The Last Days of the Philippine Jeepney?

The Last Days of the Philippine Jeepney?
Photo Credit: Jeff Jacinto flicker @ CC BY 2.0

What you need to know

It is less a question of modernity and more about profiting from the plight of millions under the disguise of 'progress.'

We have been hearing about it for a while. The jeepneys — iconic symbols of daily Filipino life — are set to be declared obsolete by the Duterte government. Previous administrations have talked a big game on this matter but now there is a terrifying feeling it could really happen.

The Jeepney phase-out plan aims to “modernize” the local public transportation system by ridding the streets of the timeless pimped-up rides for more eco-friendly electric jeeps (e-jeeps). Sounds good, right? The catch is, drivers and operators will shoulder the costs.

E-jeeps will cost 900,000 to 1.5 million pesos each (US$17,900 to US$29,800), and Euro 4 engine jeeps will cost up to 1.6 million pesos. Drivers and operators rely on the number of passengers per day, and on good days, drivers earn more or less the same amount as the current minimum wage of 481 pesos; on bad days, a driver can go home with just enough to buy rice for the night.

Transportation unions estimate that 650,000 drivers and 250,000 operators will be left unemployed along with the small businesses whose trades revolve around the unique automobile design and production of the jeepney. Moreover, millions of disenfranchised commuters will have to bite the bullet as the most accessible and common form of public transportation ceases.

Before seeing the world high up from buses, trains and planes, most Filipinos have early memories of riding a jeepney. Many will tell you that learning the routes at a young age were part of growing up. It is common small talk to ask, “How old were you when you got to ride on your own?”

From taking the cue from parents or elders to familiarizing oneself with the proper etiquette of a ride, riding jeepneys represents the most basic of human activities in the modern Filipino society. But the issue goes beyond gripping onto a collective nostalgia; at the heart of the phase-out is a national corporate takeover.

All too familiar

They did it to the trains, universities, roads, hospitals and so much more. Ordinary Filipinos are paying for past and current administrations' superficial perceptions of “modernization.” According to a local survey conducted by the Social Weather Station during the final quarter of 2016, self-rated poverty is at an all-time low with an estimated 44 percent of Filipinos considering themselves poor.

Independent think tank IBON foundation reports that 66 million Filipinos are living on less than US$2.4 a day. Conversely, the net worth of the country’s 40 richest Filipinos has grown by 14 percent in the last year.

The Department of Transportation (DOTr) is requiring all drivers and operators to have a minimum working capital of 7 million pesos and 20 e-jeeps in order to set up shop with their own franchise. Typically, a jeepney operator handles about one to three vehicles, costing 400,000 pesos each.
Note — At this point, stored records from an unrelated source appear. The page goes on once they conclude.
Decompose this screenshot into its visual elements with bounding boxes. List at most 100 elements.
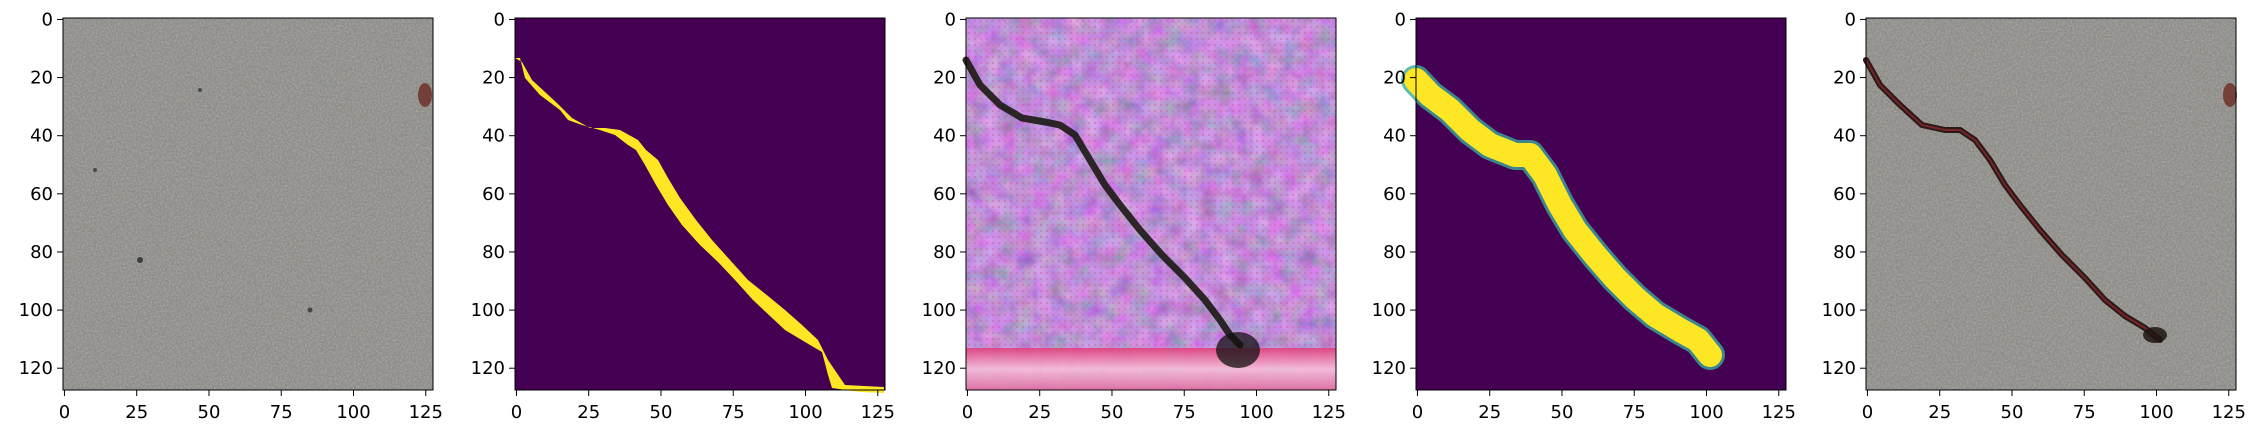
artifact-band — [966, 348, 1336, 390]
x-tick-label: 75 — [1623, 402, 1646, 423]
x-axis: 0 25 50 75 100 125 — [59, 390, 443, 423]
y-tick-label: 20 — [482, 68, 505, 89]
y-tick-label: 100 — [922, 300, 956, 321]
image-area — [63, 18, 433, 390]
x-tick-label: 0 — [59, 402, 70, 423]
panel-3-svg: 0 25 50 75 100 125 0 20 40 60 80 100 120 — [922, 9, 1346, 423]
y-tick-label: 20 — [933, 68, 956, 89]
image-area — [515, 18, 885, 393]
y-tick-label: 40 — [482, 126, 505, 147]
crack-mask-shape — [515, 58, 884, 393]
x-tick-label: 75 — [2073, 402, 2096, 423]
y-tick-label: 0 — [1395, 9, 1406, 30]
y-axis: 0 20 40 60 80 100 120 — [1372, 9, 1416, 379]
y-tick-label: 40 — [30, 126, 53, 147]
x-tick-label: 125 — [2212, 402, 2246, 423]
x-tick-label: 25 — [1928, 402, 1951, 423]
x-tick-label: 0 — [962, 402, 973, 423]
axes-frame — [1865, 17, 2237, 391]
x-tick-label: 75 — [1173, 402, 1196, 423]
x-tick-label: 100 — [2139, 402, 2173, 423]
x-tick-label: 100 — [788, 402, 822, 423]
y-tick-label: 100 — [471, 300, 505, 321]
y-tick-label: 60 — [1833, 184, 1856, 205]
x-tick-label: 0 — [511, 402, 522, 423]
x-tick-label: 125 — [1312, 402, 1346, 423]
y-tick-label: 120 — [1372, 358, 1406, 379]
y-tick-label: 80 — [1383, 242, 1406, 263]
y-tick-label: 120 — [922, 358, 956, 379]
x-tick-label: 25 — [125, 402, 148, 423]
y-tick-label: 60 — [482, 184, 505, 205]
y-tick-label: 100 — [1822, 300, 1856, 321]
y-tick-label: 20 — [30, 68, 53, 89]
x-tick-label: 100 — [1689, 402, 1723, 423]
panel-4-svg: 0 25 50 75 100 125 0 20 40 60 80 100 120 — [1372, 9, 1796, 423]
y-tick-label: 40 — [1383, 126, 1406, 147]
x-axis: 0 25 50 75 100 125 — [962, 390, 1346, 423]
panel-predicted-mask: 0 25 50 75 100 125 0 20 40 60 80 100 120 — [1350, 0, 1796, 440]
y-tick-label: 100 — [19, 300, 53, 321]
panel-ground-truth-mask: 0 25 50 75 100 125 0 20 40 60 80 100 120 — [450, 0, 895, 440]
x-axis: 0 25 50 75 100 125 — [511, 390, 895, 423]
panel-1-svg: 0 25 50 75 100 125 0 20 40 60 80 100 120 — [19, 9, 443, 423]
image-area — [1401, 18, 1786, 390]
panel-overlay-result: 0 25 50 75 100 125 0 20 40 60 80 100 120 — [1800, 0, 2246, 440]
x-tick-label: 0 — [1412, 402, 1423, 423]
x-tick-label: 50 — [650, 402, 673, 423]
y-tick-label: 20 — [1833, 68, 1856, 89]
y-tick-label: 80 — [482, 242, 505, 263]
y-tick-label: 120 — [471, 358, 505, 379]
y-tick-label: 120 — [19, 358, 53, 379]
y-tick-label: 40 — [1833, 126, 1856, 147]
y-tick-label: 0 — [945, 9, 956, 30]
x-tick-label: 50 — [2001, 402, 2024, 423]
y-tick-label: 80 — [933, 242, 956, 263]
y-tick-label: 60 — [933, 184, 956, 205]
y-axis: 0 20 40 60 80 100 120 — [471, 9, 515, 379]
axes-frame — [1415, 17, 1787, 391]
image-area — [962, 18, 1336, 390]
x-tick-label: 125 — [409, 402, 443, 423]
x-tick-label: 100 — [1239, 402, 1273, 423]
x-axis: 0 25 50 75 100 125 — [1412, 390, 1796, 423]
x-tick-label: 75 — [722, 402, 745, 423]
y-tick-label: 0 — [42, 9, 53, 30]
axes-frame — [514, 17, 886, 391]
y-axis: 0 20 40 60 80 100 120 — [1822, 9, 1866, 379]
y-tick-label: 0 — [1845, 9, 1856, 30]
stain-mark — [418, 83, 432, 107]
y-tick-label: 80 — [1833, 242, 1856, 263]
y-tick-label: 80 — [30, 242, 53, 263]
y-tick-label: 60 — [30, 184, 53, 205]
x-tick-label: 25 — [1478, 402, 1501, 423]
panel-2-svg: 0 25 50 75 100 125 0 20 40 60 80 100 120 — [471, 9, 895, 423]
x-tick-label: 25 — [577, 402, 600, 423]
x-tick-label: 50 — [1101, 402, 1124, 423]
y-tick-label: 60 — [1383, 184, 1406, 205]
image-area — [1863, 18, 2237, 390]
x-tick-label: 25 — [1028, 402, 1051, 423]
panel-concrete-input: 0 25 50 75 100 125 0 20 40 60 80 100 120 — [0, 0, 443, 440]
predicted-crack — [1404, 68, 1722, 367]
x-tick-label: 125 — [861, 402, 895, 423]
y-tick-label: 0 — [494, 9, 505, 30]
y-tick-label: 40 — [933, 126, 956, 147]
x-tick-label: 100 — [336, 402, 370, 423]
x-tick-label: 50 — [198, 402, 221, 423]
x-tick-label: 0 — [1862, 402, 1873, 423]
axes-frame — [965, 17, 1337, 391]
y-axis: 0 20 40 60 80 100 120 — [922, 9, 966, 379]
y-tick-label: 100 — [1372, 300, 1406, 321]
y-tick-label: 20 — [1383, 68, 1406, 89]
panel-5-svg: 0 25 50 75 100 125 0 20 40 60 80 100 120 — [1822, 9, 2246, 423]
panel-generated-image: 0 25 50 75 100 125 0 20 40 60 80 100 120 — [900, 0, 1346, 440]
x-tick-label: 50 — [1551, 402, 1574, 423]
x-tick-label: 75 — [270, 402, 293, 423]
x-axis: 0 25 50 75 100 125 — [1862, 390, 2246, 423]
y-tick-label: 120 — [1822, 358, 1856, 379]
y-axis: 0 20 40 60 80 100 120 — [19, 9, 63, 379]
crack-line — [962, 56, 1244, 349]
axes-frame — [62, 17, 434, 391]
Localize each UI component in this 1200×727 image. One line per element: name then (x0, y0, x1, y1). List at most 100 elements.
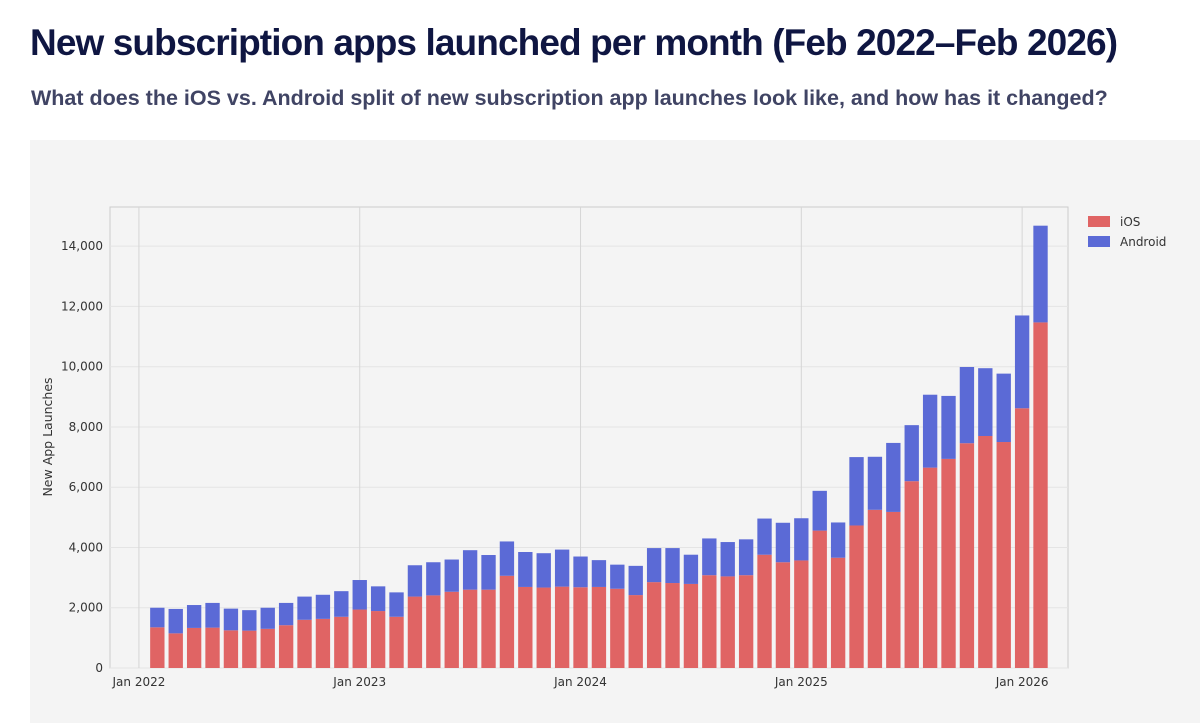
bar-ios (352, 609, 367, 668)
bar-android (978, 368, 993, 436)
y-tick-label: 8,000 (69, 420, 103, 434)
stacked-bar-chart: 02,0004,0006,0008,00010,00012,00014,000 … (40, 206, 1166, 689)
bar-ios (610, 588, 625, 668)
y-tick-label: 0 (95, 661, 103, 675)
bar-ios (260, 628, 275, 668)
bar-android (904, 425, 919, 482)
bar-ios (775, 562, 791, 668)
bar-ios (481, 589, 496, 668)
bar-ios (591, 586, 607, 668)
bar-android (260, 607, 275, 629)
bar-android (352, 580, 367, 610)
bar-android (830, 522, 846, 558)
x-tick-label: Jan 2025 (774, 675, 828, 689)
y-tick-label: 12,000 (61, 299, 103, 313)
bar-ios (150, 627, 165, 668)
bar-ios (683, 583, 699, 668)
bar-ios (849, 525, 864, 668)
bar-android (849, 457, 864, 526)
legend-swatch-android (1088, 236, 1110, 247)
bar-ios (794, 560, 809, 668)
bar-ios (867, 509, 883, 668)
bar-android (499, 541, 515, 576)
bar-android (389, 592, 404, 617)
x-tick-label: Jan 2022 (112, 675, 166, 689)
bar-android (683, 554, 699, 584)
bar-android (941, 395, 956, 459)
bar-android (334, 591, 349, 617)
bar-ios (168, 633, 183, 668)
bar-android (610, 564, 625, 589)
legend-label-ios: iOS (1120, 215, 1140, 229)
bar-ios (1014, 408, 1030, 668)
bar-android (223, 608, 239, 631)
bar-ios (444, 591, 459, 668)
bar-android (554, 549, 570, 587)
bar-android (628, 565, 643, 596)
chart-panel: 0 2,000 4,000 6,000 8,000 10,000 12,000 14,000 … (30, 140, 1200, 723)
y-tick-label: 2,000 (69, 601, 103, 615)
bar-android (812, 490, 827, 531)
bar-android (444, 559, 459, 592)
bar-android (867, 456, 883, 510)
bar-android (370, 586, 386, 612)
bar-ios (628, 595, 643, 668)
bar-android (186, 605, 202, 628)
bar-android (720, 542, 735, 577)
y-tick-label: 6,000 (69, 480, 103, 494)
bar-ios (462, 589, 478, 668)
bar-android (573, 556, 588, 588)
bar-ios (702, 575, 717, 668)
bar-android (242, 610, 257, 631)
bar-android (996, 373, 1011, 443)
bar-ios (646, 582, 662, 668)
bar-android (168, 608, 183, 634)
y-axis-label: New App Launches (40, 377, 55, 496)
y-axis-ticks: 0 2,000 4,000 6,000 8,000 10,000 12,000 14,000 (61, 239, 103, 675)
bar-ios (738, 575, 754, 668)
bar-android (886, 442, 901, 512)
bar-android (518, 551, 533, 587)
bar-android (646, 548, 662, 583)
bar-android (775, 522, 791, 563)
bar-ios (996, 442, 1011, 668)
bar-android (702, 538, 717, 576)
y-tick-label: 4,000 (69, 540, 103, 554)
bar-ios (720, 576, 735, 668)
bar-ios (554, 586, 570, 668)
bar-android (738, 539, 754, 576)
bar-android (922, 394, 938, 468)
bar-android (591, 560, 607, 587)
bar-android (959, 366, 975, 444)
x-axis-ticks: Jan 2022 Jan 2023 Jan 2024 Jan 2025 Jan 2026 (112, 675, 1049, 689)
x-tick-label: Jan 2023 (332, 675, 386, 689)
bar-ios (315, 618, 331, 668)
bar-ios (978, 435, 993, 668)
bar-ios (573, 587, 588, 668)
bar-ios (1033, 322, 1048, 668)
chart-subtitle: What does the iOS vs. Android split of n… (31, 86, 1108, 110)
legend: iOS Android (1088, 215, 1166, 249)
bar-ios (223, 630, 239, 668)
y-tick-label: 14,000 (61, 239, 103, 253)
bar-ios (536, 587, 551, 668)
legend-label-android: Android (1120, 235, 1166, 249)
bar-android (426, 562, 441, 596)
bar-android (407, 565, 423, 597)
bar-ios (830, 557, 846, 668)
y-tick-label: 10,000 (61, 360, 103, 374)
bar-android (536, 553, 551, 588)
bar-ios (959, 443, 975, 668)
bars (150, 225, 1048, 668)
chart-title: New subscription apps launched per month… (30, 22, 1118, 63)
bar-android (1014, 315, 1030, 409)
bar-ios (242, 630, 257, 668)
bar-ios (518, 586, 533, 668)
x-tick-label: Jan 2026 (995, 675, 1049, 689)
bar-android (205, 602, 220, 628)
bar-ios (334, 616, 349, 668)
legend-swatch-ios (1088, 216, 1110, 227)
bar-ios (205, 627, 220, 668)
bar-android (794, 518, 809, 561)
bar-android (462, 550, 478, 590)
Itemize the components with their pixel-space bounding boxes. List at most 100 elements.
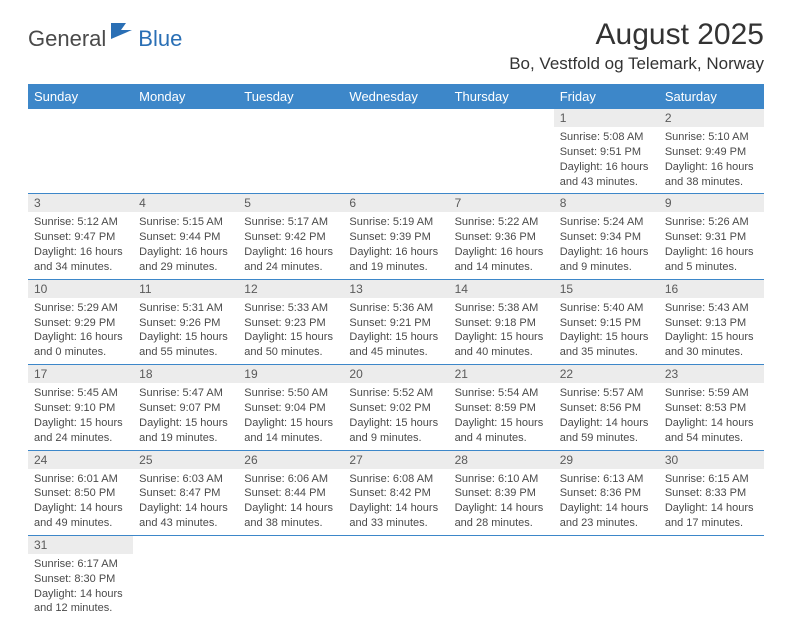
- calendar-day-cell: 27Sunrise: 6:08 AMSunset: 8:42 PMDayligh…: [343, 450, 448, 535]
- weekday-header: Sunday: [28, 84, 133, 109]
- calendar-day-cell: [238, 535, 343, 620]
- calendar-day-cell: 18Sunrise: 5:47 AMSunset: 9:07 PMDayligh…: [133, 365, 238, 450]
- calendar-day-cell: 15Sunrise: 5:40 AMSunset: 9:15 PMDayligh…: [554, 279, 659, 364]
- calendar-day-cell: 12Sunrise: 5:33 AMSunset: 9:23 PMDayligh…: [238, 279, 343, 364]
- logo-flag-icon: [110, 21, 136, 46]
- calendar-day-cell: 20Sunrise: 5:52 AMSunset: 9:02 PMDayligh…: [343, 365, 448, 450]
- calendar-day-cell: 8Sunrise: 5:24 AMSunset: 9:34 PMDaylight…: [554, 194, 659, 279]
- day-number: 13: [343, 280, 448, 298]
- day-detail-line: Sunset: 8:42 PM: [349, 486, 442, 501]
- day-detail-line: Sunrise: 5:54 AM: [455, 386, 548, 401]
- calendar-day-cell: [133, 535, 238, 620]
- day-number: 26: [238, 451, 343, 469]
- day-detail-line: and 9 minutes.: [349, 431, 442, 446]
- day-detail-line: and 23 minutes.: [560, 516, 653, 531]
- calendar-day-cell: [238, 109, 343, 194]
- day-number: 22: [554, 365, 659, 383]
- day-detail-line: Sunset: 8:44 PM: [244, 486, 337, 501]
- day-detail-line: Sunset: 9:26 PM: [139, 316, 232, 331]
- day-detail-line: Sunset: 8:47 PM: [139, 486, 232, 501]
- day-details: Sunrise: 5:47 AMSunset: 9:07 PMDaylight:…: [133, 383, 238, 449]
- calendar-day-cell: 28Sunrise: 6:10 AMSunset: 8:39 PMDayligh…: [449, 450, 554, 535]
- day-details: Sunrise: 5:40 AMSunset: 9:15 PMDaylight:…: [554, 298, 659, 364]
- day-detail-line: Daylight: 15 hours: [349, 416, 442, 431]
- day-details: Sunrise: 5:52 AMSunset: 9:02 PMDaylight:…: [343, 383, 448, 449]
- calendar-week-row: 10Sunrise: 5:29 AMSunset: 9:29 PMDayligh…: [28, 279, 764, 364]
- calendar-week-row: 31Sunrise: 6:17 AMSunset: 8:30 PMDayligh…: [28, 535, 764, 620]
- calendar-day-cell: 11Sunrise: 5:31 AMSunset: 9:26 PMDayligh…: [133, 279, 238, 364]
- day-detail-line: Sunrise: 5:17 AM: [244, 215, 337, 230]
- day-details: Sunrise: 5:15 AMSunset: 9:44 PMDaylight:…: [133, 212, 238, 278]
- day-detail-line: Sunset: 9:21 PM: [349, 316, 442, 331]
- calendar-day-cell: [449, 535, 554, 620]
- day-detail-line: Sunset: 9:07 PM: [139, 401, 232, 416]
- day-details: Sunrise: 5:33 AMSunset: 9:23 PMDaylight:…: [238, 298, 343, 364]
- day-detail-line: Sunrise: 5:40 AM: [560, 301, 653, 316]
- calendar-day-cell: 31Sunrise: 6:17 AMSunset: 8:30 PMDayligh…: [28, 535, 133, 620]
- day-number: 18: [133, 365, 238, 383]
- day-detail-line: Sunset: 9:49 PM: [665, 145, 758, 160]
- page-header: General Blue August 2025 Bo, Vestfold og…: [28, 18, 764, 74]
- day-detail-line: Sunset: 9:23 PM: [244, 316, 337, 331]
- day-detail-line: Sunset: 8:33 PM: [665, 486, 758, 501]
- day-detail-line: Sunrise: 6:13 AM: [560, 472, 653, 487]
- day-details: Sunrise: 6:17 AMSunset: 8:30 PMDaylight:…: [28, 554, 133, 620]
- day-detail-line: Sunrise: 5:26 AM: [665, 215, 758, 230]
- day-detail-line: and 19 minutes.: [139, 431, 232, 446]
- day-details: Sunrise: 5:50 AMSunset: 9:04 PMDaylight:…: [238, 383, 343, 449]
- day-detail-line: Sunset: 8:56 PM: [560, 401, 653, 416]
- day-detail-line: and 33 minutes.: [349, 516, 442, 531]
- day-detail-line: Sunset: 9:47 PM: [34, 230, 127, 245]
- day-number: 30: [659, 451, 764, 469]
- day-detail-line: and 30 minutes.: [665, 345, 758, 360]
- day-detail-line: and 38 minutes.: [665, 175, 758, 190]
- day-detail-line: and 24 minutes.: [244, 260, 337, 275]
- day-detail-line: Sunset: 9:36 PM: [455, 230, 548, 245]
- day-detail-line: Daylight: 15 hours: [665, 330, 758, 345]
- day-detail-line: and 55 minutes.: [139, 345, 232, 360]
- day-detail-line: Sunrise: 5:36 AM: [349, 301, 442, 316]
- day-detail-line: Sunrise: 6:01 AM: [34, 472, 127, 487]
- day-details: Sunrise: 5:45 AMSunset: 9:10 PMDaylight:…: [28, 383, 133, 449]
- day-detail-line: Sunset: 8:50 PM: [34, 486, 127, 501]
- location-text: Bo, Vestfold og Telemark, Norway: [509, 54, 764, 74]
- day-details: Sunrise: 5:38 AMSunset: 9:18 PMDaylight:…: [449, 298, 554, 364]
- day-detail-line: and 43 minutes.: [560, 175, 653, 190]
- day-detail-line: Daylight: 14 hours: [455, 501, 548, 516]
- day-number: 5: [238, 194, 343, 212]
- day-detail-line: Sunset: 9:29 PM: [34, 316, 127, 331]
- day-detail-line: Daylight: 16 hours: [560, 160, 653, 175]
- day-detail-line: Daylight: 15 hours: [34, 416, 127, 431]
- day-detail-line: Sunrise: 5:19 AM: [349, 215, 442, 230]
- day-detail-line: Daylight: 16 hours: [665, 245, 758, 260]
- day-detail-line: and 24 minutes.: [34, 431, 127, 446]
- day-detail-line: Sunrise: 5:52 AM: [349, 386, 442, 401]
- day-detail-line: and 14 minutes.: [455, 260, 548, 275]
- day-detail-line: Sunrise: 5:12 AM: [34, 215, 127, 230]
- day-detail-line: Sunrise: 5:43 AM: [665, 301, 758, 316]
- weekday-header: Thursday: [449, 84, 554, 109]
- day-detail-line: Daylight: 16 hours: [455, 245, 548, 260]
- day-detail-line: and 40 minutes.: [455, 345, 548, 360]
- calendar-day-cell: 16Sunrise: 5:43 AMSunset: 9:13 PMDayligh…: [659, 279, 764, 364]
- day-details: Sunrise: 6:13 AMSunset: 8:36 PMDaylight:…: [554, 469, 659, 535]
- day-details: Sunrise: 5:59 AMSunset: 8:53 PMDaylight:…: [659, 383, 764, 449]
- day-detail-line: and 35 minutes.: [560, 345, 653, 360]
- calendar-day-cell: 14Sunrise: 5:38 AMSunset: 9:18 PMDayligh…: [449, 279, 554, 364]
- calendar-day-cell: 4Sunrise: 5:15 AMSunset: 9:44 PMDaylight…: [133, 194, 238, 279]
- calendar-day-cell: 9Sunrise: 5:26 AMSunset: 9:31 PMDaylight…: [659, 194, 764, 279]
- day-detail-line: Sunset: 9:02 PM: [349, 401, 442, 416]
- calendar-day-cell: 10Sunrise: 5:29 AMSunset: 9:29 PMDayligh…: [28, 279, 133, 364]
- day-detail-line: and 43 minutes.: [139, 516, 232, 531]
- day-detail-line: Sunrise: 6:08 AM: [349, 472, 442, 487]
- day-detail-line: Sunset: 9:31 PM: [665, 230, 758, 245]
- calendar-day-cell: 26Sunrise: 6:06 AMSunset: 8:44 PMDayligh…: [238, 450, 343, 535]
- calendar-day-cell: [28, 109, 133, 194]
- day-detail-line: Daylight: 14 hours: [665, 416, 758, 431]
- day-detail-line: Daylight: 16 hours: [34, 245, 127, 260]
- day-number: 17: [28, 365, 133, 383]
- day-number: 14: [449, 280, 554, 298]
- calendar-week-row: 17Sunrise: 5:45 AMSunset: 9:10 PMDayligh…: [28, 365, 764, 450]
- day-detail-line: Sunrise: 6:03 AM: [139, 472, 232, 487]
- day-detail-line: Sunrise: 5:22 AM: [455, 215, 548, 230]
A few operators can band together to form associations that are eligible to apply for accreditation as a franchise and are regulated as such.

Put simply, the phase-out plan will bury many Filipinos in debt by forcing associations to pay north of 400,000 pesos when they are struggling to scrape US$3 a day.

Who then gets to own a franchise? The same people or corporate entities who took the trains, schools and hospitals from the public domain. The government is pushing hard for the corporatization of our daily movements. At the end of its implementation, jeepneys will forever be confined solely to nostalgia.

Allergic to strike

In response, thousands of jeepneys led by some of the biggest transportation unions (PISTON, No to Jeepney Phase-out Coalition and Stop and Go) on Feb. 27 paralyzed urban areas across the nation. A significant number of major cities had reached full suspension of jeepney operations.

There was an overwhelmingly positive support for the strike. Students, teachers and concerned citizens rallied behind those on strike in various protest centers. A moving testimonial of support posted on Facebook by a student on scholarship at an elite school went viral. Her hard-working father drove jeepneys and slept inside the vehicle for years to put her through school. She called on the public to listen and not dismiss the demonstration's demands.

But many local media chose to highlight different angles, including stranded commuters whose day was thrown into disarray or businesses whose important transactions went on hold. Social media was also alight with crude sentiment that branded jeepneys as pollutants crowding the streets holding a futile strike. The DOTr took a swipe at the protesters as well, labeling them as against urban development and modernization.

But nobody is opposed to more eco-friendly vehicles. By taking this as the center of the discussion, the motives of the phase-out and the opportunity for less harmful options are not taken into account. The government supposes that drivers and operators unwilling to pay for modernization are automatically against any kind of innovation. This is ironic, since the government should not be asking them too. Accessible public transportation falls under state responsibility.

Administration officials and the DOTr know this. Their heads aren’t purposefully narrow-minded; that it is less a question of modernity and more about profiting from the plight of millions under the disguise of “progress.”

A day of transportation paralysis is a small price to pay to avoid the extinction of jeepneys. A few more strikes could change that.